4.3 Application 2: A Sampling Distribution with an Unknown Population
In most applications, we will not be as lucky as in the first application and we will know nothing about the underlying population. We won’t know the distributional properties of the population, we won’t know any of the population parameters… nothing. The beauty of the CLT is that this doesn’t matter. We can still apply the CLT to set the stage for statistical inference.
In light of school closings back in 2020, the city of Philadelphia considered sending out $100 EBT cards to every student registered in public school.
A key question at the beginning of deliberation is how much would this policy cost?
There are 352,272 families in Philadelphia, and the city has records on how many students are registered in public schools.
- Suppose it is too costly (at the initial stage) to determine the total number of children.
If we knew the average number of children registered per family, we can get an estimate of the cost of the policy.
Suppose we are omniscient…
- The POPULATION average number of children per family is… \[\mu = 1.5\] \[\sigma = 1.38\]
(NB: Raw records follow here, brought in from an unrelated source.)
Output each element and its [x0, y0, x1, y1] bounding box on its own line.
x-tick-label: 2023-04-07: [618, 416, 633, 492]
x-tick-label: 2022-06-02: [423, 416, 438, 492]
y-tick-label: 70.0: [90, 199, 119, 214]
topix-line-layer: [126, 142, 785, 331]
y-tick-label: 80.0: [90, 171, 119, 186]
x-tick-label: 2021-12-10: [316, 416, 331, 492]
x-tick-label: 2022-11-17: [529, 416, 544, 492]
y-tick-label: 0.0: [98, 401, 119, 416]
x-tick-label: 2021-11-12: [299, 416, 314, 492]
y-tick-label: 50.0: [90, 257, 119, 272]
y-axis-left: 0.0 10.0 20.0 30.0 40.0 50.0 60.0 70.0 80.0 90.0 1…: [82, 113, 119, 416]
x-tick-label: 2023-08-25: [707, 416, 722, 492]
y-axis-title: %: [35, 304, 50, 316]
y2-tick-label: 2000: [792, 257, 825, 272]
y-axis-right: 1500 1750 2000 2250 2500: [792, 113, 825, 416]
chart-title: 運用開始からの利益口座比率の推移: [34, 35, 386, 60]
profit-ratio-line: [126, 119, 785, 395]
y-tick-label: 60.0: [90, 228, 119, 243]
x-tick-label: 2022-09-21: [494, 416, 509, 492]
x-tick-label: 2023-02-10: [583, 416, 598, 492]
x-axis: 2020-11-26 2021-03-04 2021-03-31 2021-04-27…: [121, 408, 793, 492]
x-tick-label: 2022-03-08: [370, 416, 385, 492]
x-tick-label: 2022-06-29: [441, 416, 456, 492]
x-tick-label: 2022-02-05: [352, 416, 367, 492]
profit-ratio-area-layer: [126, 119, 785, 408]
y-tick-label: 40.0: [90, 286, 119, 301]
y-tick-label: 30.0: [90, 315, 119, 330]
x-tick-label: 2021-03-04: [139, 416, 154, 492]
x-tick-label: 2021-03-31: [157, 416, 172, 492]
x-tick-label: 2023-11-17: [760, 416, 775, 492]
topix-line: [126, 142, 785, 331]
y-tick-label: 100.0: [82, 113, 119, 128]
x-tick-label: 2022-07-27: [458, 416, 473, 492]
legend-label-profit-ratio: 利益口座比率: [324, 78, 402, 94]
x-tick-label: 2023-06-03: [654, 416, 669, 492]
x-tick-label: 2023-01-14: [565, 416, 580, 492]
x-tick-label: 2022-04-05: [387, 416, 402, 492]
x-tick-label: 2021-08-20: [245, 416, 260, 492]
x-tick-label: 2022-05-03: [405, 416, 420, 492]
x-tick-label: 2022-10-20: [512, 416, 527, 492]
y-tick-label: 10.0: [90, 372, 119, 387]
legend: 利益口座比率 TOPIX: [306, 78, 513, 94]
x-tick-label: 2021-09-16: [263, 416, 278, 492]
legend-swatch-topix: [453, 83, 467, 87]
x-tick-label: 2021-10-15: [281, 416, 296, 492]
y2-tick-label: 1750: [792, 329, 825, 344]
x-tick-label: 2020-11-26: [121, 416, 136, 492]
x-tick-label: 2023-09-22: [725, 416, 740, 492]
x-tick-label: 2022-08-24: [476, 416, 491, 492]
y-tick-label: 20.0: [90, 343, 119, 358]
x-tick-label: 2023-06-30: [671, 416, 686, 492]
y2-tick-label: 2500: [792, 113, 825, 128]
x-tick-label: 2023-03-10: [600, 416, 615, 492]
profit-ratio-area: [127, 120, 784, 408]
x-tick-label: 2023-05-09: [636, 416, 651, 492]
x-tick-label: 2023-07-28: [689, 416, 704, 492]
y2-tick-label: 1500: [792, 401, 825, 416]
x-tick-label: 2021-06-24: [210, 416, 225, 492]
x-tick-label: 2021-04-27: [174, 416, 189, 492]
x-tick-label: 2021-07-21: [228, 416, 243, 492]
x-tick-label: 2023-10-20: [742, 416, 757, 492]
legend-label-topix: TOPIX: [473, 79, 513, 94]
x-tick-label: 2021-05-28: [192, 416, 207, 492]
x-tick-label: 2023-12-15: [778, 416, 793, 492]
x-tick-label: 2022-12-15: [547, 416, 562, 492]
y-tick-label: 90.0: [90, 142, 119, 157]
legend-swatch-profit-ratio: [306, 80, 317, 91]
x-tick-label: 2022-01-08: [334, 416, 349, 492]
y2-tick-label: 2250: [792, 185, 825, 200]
NOTE: We do not know these population parameters. I am simply stating them here so we can refer to them later for verification. In reality, we will never know these population parameters. That’s why we need inferential statistics.
4.3.1 The Sample
Since it is too costly to examine the entire population (at the initial stage), we draw a single sample.
We use the sample to calculate sample statistics
Since the sample is randomly drawn from the population, the sample statistics are randomly drawn from a sampling distribution.
The characteristics of the sampling distribution depends on the sample size \(n\).
The figures above show sampling distributions of various sample sizes. Note that all of these distributions are centered around the same number (of 1.5), and the dispersion around the mean is getting smaller as \(n\) is getting larger. In other words, the standard deviation \(\sigma / \sqrt{n}\) is getting smaller because \(n\) is getting larger (while \(\sigma\) remains unchanged).